The Aksaray Malaklısı is named for the Aksaray Province in Central Anatolia.

Genetic analysis has shown it to be a distinct breed from other Turkish livestock guardian dog breeds, including the Kangal, Akbash and Kars.

== Characteristics ==

The Aksaray Malaklısı usually stands between 70 and 85 cm at the withers and weighs between 60 and 85 kg, with a body length of some 79 and 83 cm. It is usually grey in colour with a black mask; the coat is short. The head and ears are large, the jowls are pendulous, and the tail is straight. The "malakli" part of the breed name is said to be due to their pendulous jowls.

The dogs only obey commands from the master, and can be aggressive with other people.
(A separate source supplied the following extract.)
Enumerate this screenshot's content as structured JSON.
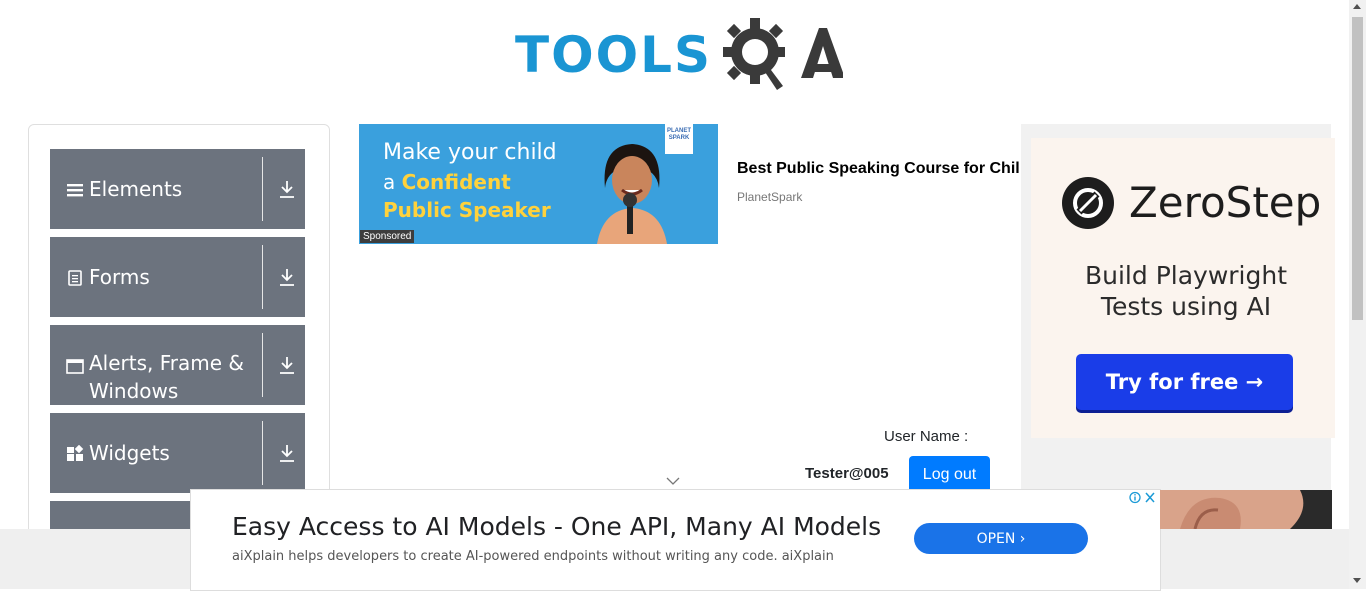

They typically do not tolerate working with other dogs of the same sex.

Their lifespan is 13–15 years.

== Use ==

The Aksaray Malaklısı is used in its homeland to protect flocks of sheep from predators, especially wolves. A pair of the dogs – always a dog and a bitch – can protect some 700-800 sheep.

Some have been exported to other countries, where they are used either in their traditional rôle as flock guardians, or are kept as household guard dogs.